Marcus Gräser nimmt seine Leser:innen mit auf eine mehr als vierhundertjährige Reise durch die Geschichte Nordamerikas von der Gründung der ersten englischen und französischen Siedlungen in der neuen Welt bis zur Amtszeit Präsident Donald Trumps. Nordamerika heißt zwar hauptsächlich Vereinigte Staaten, aber der Verfasser richtet den Blick regelmäßig nach Norden und zeigt divergierende Entwicklungen der US-amerikanischen und kanadischen Gesellschaften auf.
Die größte Herausforderung bei der Abfassung eines solch umfassend angelegten Überblickswerks ist es, die Materialfülle zu ordnen und übersichtlich zu präsentieren. Das gelingt dem Verfasser, indem er fünf große chronologische Blöcke bildet, die „Siedlergesellschaft und Kolonialherrschaft“, „Revolution und Konterrevolution“, „Marktgesellschaft und Nationsbildung“, „Industriestaat und Moderne“ sowie „Weltmacht und Wohlfahrtsgesellschaft“ überschrieben sind. Innerhalb jeden Blocks werden zentrale politische, gesellschaftliche und kulturelle Probleme und Entwicklungen analysiert.
Anders als bei den meisten deutschen und insbesondere amerikanischen Überblicksdarstellungen stehen einzelne identitätsstiftende Ereignisse wie die Revolution, der Bürgerkrieg, der New Deal und der Zweite Weltkrieg nicht im Zentrum der Darstellung. Das Unterkapitel „Sezession und Bürgerkrieg“ wird auf weniger als zehn, der New Deal auf sechs und der Zweite Weltkrieg auf kaum mehr als fünf Seiten behandelt. Das Augenmerk des Verfassers liegt stattdessen auf einer Analyse längerfristiger, miteinander verschränkter Strukturen und Entwicklungen wie Einwanderung, Demokratisierung und kulturelle Emanzipation der USA von Europa. Im Kapitel „Marktrevolution“ etwa wird das Zusammenspiel unterschiedlicher Faktoren untersucht, die zum wirtschaftlichen Aufstieg der USA im Verlauf des 19. Jahrhunderts geführt haben. Die industrielle Revolution lieferte Waren, die der Markt haben wollte. Zu diesen Waren zählte auch Baumwolle, die im Süden angebaut und im Norden weiterverarbeitet wurde.
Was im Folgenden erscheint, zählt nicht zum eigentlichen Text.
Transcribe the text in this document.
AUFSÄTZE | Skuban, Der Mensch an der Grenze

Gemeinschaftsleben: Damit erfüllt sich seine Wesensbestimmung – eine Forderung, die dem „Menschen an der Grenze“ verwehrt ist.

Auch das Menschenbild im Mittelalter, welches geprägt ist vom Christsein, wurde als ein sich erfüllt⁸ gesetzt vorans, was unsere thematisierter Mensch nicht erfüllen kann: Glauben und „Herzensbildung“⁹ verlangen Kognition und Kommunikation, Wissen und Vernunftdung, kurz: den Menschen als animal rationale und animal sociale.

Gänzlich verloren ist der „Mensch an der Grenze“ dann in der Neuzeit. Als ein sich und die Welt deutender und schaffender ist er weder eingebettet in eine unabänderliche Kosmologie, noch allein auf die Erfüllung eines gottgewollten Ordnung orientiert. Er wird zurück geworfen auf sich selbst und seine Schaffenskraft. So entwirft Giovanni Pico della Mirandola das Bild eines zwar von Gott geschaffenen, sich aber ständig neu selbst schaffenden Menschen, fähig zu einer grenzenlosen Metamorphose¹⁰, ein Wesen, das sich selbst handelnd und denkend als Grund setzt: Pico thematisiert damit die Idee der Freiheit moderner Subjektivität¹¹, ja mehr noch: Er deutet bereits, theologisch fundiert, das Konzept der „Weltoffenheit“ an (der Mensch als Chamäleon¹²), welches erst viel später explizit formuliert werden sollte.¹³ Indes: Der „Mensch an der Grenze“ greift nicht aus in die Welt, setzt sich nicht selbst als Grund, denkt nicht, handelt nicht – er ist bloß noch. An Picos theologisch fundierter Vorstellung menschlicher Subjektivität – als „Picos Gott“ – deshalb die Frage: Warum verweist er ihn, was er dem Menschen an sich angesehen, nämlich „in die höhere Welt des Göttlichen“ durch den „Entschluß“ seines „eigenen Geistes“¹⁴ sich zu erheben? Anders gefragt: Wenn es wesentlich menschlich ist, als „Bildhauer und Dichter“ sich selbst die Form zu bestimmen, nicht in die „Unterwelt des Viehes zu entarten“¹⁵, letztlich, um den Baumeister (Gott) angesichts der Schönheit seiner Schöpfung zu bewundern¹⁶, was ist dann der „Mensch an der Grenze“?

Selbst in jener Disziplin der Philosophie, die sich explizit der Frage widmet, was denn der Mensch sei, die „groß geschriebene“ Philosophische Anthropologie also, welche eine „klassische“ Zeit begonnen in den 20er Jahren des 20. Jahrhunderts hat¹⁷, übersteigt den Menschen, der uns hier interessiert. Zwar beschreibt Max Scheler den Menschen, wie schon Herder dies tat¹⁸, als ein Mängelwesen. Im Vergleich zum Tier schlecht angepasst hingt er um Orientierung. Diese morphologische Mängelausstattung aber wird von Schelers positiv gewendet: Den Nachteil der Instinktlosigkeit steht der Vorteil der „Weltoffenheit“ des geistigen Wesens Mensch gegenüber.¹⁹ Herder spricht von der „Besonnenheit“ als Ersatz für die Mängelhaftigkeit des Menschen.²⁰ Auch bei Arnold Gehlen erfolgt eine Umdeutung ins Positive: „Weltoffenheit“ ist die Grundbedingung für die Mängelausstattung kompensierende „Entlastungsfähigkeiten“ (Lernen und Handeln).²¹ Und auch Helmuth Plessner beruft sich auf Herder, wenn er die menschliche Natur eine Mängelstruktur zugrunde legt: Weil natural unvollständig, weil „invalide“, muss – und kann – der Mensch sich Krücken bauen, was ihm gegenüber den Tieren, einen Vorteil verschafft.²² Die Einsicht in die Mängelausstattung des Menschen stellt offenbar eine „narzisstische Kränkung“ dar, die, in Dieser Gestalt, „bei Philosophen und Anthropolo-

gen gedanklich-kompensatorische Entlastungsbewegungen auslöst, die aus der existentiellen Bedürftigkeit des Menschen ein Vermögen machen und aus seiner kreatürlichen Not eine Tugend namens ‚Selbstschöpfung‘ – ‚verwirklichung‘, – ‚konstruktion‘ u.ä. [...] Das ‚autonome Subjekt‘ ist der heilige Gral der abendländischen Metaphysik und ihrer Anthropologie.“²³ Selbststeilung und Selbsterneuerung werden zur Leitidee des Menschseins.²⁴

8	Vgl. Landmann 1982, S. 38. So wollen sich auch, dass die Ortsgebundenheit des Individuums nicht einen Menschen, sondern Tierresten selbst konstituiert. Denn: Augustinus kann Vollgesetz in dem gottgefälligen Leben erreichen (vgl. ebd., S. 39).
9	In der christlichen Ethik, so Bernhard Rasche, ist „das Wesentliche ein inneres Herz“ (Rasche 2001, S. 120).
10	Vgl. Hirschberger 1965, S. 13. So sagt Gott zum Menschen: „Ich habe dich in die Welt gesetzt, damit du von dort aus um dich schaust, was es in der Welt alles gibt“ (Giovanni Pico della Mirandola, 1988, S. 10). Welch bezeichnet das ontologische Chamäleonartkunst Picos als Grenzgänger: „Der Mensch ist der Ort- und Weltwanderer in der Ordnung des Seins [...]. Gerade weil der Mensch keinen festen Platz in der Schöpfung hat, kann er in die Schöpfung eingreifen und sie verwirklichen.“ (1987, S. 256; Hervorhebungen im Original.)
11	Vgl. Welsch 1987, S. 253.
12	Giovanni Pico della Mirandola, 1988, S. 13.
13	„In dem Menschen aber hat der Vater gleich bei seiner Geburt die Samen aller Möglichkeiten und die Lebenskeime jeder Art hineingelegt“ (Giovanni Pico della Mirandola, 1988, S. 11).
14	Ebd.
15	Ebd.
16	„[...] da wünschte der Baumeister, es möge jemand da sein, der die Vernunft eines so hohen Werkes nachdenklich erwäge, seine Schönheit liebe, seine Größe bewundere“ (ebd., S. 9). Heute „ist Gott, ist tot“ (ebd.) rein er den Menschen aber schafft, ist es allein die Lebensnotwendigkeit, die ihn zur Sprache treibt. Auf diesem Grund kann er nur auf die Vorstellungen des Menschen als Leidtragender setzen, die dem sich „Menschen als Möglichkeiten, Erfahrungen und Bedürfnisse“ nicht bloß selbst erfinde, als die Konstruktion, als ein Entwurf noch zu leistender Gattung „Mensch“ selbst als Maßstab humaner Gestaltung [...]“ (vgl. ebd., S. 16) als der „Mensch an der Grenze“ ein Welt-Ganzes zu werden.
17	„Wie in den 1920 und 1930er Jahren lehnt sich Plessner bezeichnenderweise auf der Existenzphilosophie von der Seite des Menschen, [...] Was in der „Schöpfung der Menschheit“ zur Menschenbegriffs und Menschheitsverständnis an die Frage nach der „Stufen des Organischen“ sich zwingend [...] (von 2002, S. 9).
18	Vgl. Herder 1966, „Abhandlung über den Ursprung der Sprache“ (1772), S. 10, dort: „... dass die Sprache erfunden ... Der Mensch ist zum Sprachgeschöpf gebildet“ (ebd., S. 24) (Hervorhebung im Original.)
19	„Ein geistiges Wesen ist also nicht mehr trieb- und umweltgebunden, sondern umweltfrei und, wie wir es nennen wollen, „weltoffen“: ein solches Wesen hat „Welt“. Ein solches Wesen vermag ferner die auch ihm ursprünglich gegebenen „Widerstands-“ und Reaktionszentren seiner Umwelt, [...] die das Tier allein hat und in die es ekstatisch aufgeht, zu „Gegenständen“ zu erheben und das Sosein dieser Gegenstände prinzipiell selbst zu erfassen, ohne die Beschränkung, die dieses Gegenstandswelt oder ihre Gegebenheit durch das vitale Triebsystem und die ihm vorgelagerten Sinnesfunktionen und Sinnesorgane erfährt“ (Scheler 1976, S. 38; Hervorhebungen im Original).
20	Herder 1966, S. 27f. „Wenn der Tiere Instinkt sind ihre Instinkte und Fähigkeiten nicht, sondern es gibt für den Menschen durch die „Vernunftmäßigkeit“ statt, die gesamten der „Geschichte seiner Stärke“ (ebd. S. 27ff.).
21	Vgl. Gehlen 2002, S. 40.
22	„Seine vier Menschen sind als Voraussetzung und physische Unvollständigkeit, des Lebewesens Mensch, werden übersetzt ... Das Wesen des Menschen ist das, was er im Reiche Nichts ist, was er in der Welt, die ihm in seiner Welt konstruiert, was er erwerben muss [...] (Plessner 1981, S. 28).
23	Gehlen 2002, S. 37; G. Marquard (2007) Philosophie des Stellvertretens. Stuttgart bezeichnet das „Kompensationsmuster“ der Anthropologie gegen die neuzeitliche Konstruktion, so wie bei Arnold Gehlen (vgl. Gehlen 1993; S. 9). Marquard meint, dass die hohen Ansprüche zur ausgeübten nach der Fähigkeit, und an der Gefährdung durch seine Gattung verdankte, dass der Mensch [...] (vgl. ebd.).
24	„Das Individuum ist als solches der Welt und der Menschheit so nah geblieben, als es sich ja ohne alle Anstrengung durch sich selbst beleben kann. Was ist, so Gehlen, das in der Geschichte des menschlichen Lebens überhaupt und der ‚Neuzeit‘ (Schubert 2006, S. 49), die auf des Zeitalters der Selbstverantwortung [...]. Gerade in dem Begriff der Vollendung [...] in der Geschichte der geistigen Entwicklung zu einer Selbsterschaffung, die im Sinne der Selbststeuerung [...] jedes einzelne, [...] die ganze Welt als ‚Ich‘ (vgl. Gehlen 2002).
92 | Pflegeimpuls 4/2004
Über mehrere Generationen hinweg stellte diese Arbeitsteilung ein „Stück Integration in einer arbeitsteiligen Nationalökonomie“ dar (S. 209). Mit der rasch wachsenden landwirtschaftlichen und industriellen Produktion gewann die Verbesserung der Infrastruktur an Bedeutung. Schließlich analysiert der Verfasser den Beitrag, den die Wirtschaftspolitik, die Zollfrage und die Einwanderung für die Marktrevolution gespielt haben. Die Bevölkerung wuchs von unter zehn Millionen Menschen (1820) auf über dreißig Millionen am Vorabend des Bürgerkriegs. Damit standen der Industrie stets ausreichende und billige Arbeitskräfte zur Verfügung. Die Mehrzahl der Einwanderer zog in die Nordstaaten; damit gewann der Norden ein demographisches und wirtschaftliches Übergewicht gegenüber dem Süden, was politisch nicht folgenlos blieb. Die Südstaaten standen schließlich vor der Frage, ob sie vor diesem Hintergrund Teil der Union bleiben oder sich lossagen wollten. Es gelingt dem Verfasser, viele Einzelinformationen übersichtlich in ein überzeugendes interpretatorisches Gesamtbild zusammenzufügen.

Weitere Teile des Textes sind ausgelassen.